As well, it's extremely unlikely that the described medical procedure — a doctor "removed all burnt and dead skin then applied medicine and bandaged him up," then sent the child home with instructions to stay out of the sun and return in one week — is one that would have been applied to a case of third-degree sunburn rather than a lesser form of sunburn. Possibly the mother who wrote this account mistakenly inverted the nomenclature of burn severity and believed first-degree burns were worse than third-degree burns, rather than vice-versa.
The Dollar General chain of variety stores has not yet commented on this Facebook warning. However, DG has not issued a recall for the product, and we've found no other reports that this brand of sunblock failed to an extent that resulted in third-degree sunburns.

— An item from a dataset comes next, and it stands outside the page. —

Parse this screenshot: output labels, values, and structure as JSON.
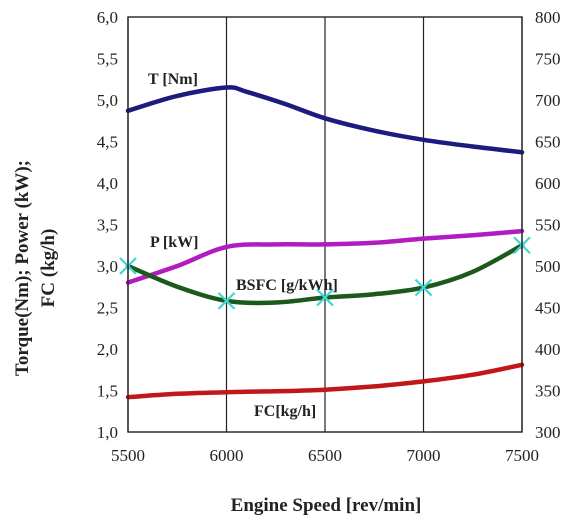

Although third-degree sunburns are rare, Consumer Reports published an article in 2014 outlining precautions to take when using spray-on sunblock — including the advice that such products should not be used on children "unless you have no other product available":
- Don’t use sprays on children, unless you have no other product available. In that case, spray the sunscreen onto your hands and rub it on. As with all sunscreens, be especially careful on the face, avoiding the eyes and mouth.

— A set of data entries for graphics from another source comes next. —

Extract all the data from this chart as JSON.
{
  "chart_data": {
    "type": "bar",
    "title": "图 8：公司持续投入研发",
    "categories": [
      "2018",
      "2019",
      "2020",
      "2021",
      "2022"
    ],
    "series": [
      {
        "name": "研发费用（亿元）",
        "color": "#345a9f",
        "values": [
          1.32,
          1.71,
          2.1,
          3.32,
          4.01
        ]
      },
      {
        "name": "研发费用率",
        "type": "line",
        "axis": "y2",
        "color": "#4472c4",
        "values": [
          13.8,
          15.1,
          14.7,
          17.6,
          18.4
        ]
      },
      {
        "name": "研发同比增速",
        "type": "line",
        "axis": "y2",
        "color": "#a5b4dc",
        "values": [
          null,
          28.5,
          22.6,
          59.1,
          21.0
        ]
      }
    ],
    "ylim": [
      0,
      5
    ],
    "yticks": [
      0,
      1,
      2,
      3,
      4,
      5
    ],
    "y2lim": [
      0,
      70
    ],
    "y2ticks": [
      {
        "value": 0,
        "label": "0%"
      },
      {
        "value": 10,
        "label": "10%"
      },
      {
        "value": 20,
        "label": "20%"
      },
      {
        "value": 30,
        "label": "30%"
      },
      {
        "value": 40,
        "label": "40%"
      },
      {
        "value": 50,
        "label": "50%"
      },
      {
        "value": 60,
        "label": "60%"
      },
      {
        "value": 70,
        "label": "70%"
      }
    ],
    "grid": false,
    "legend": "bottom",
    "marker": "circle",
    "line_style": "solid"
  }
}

- Adults can still use sprays — but don’t spray your face. Instead, spray on your hands and rub it on, making sure to avoid your eyes and mouth. And try to avoid inhaling it.
- Make sure you apply enough. Our tests have found that sprays can work well when used properly—but it is harder to make sure that you apply enough, especially when it’s windy. We recommend spraying as much as can be evenly applied, and then repeating, just to be safe. On windy days, you might want to spray the sunscreen on your hands and rub it on — or just choose one of our recommended lotions instead.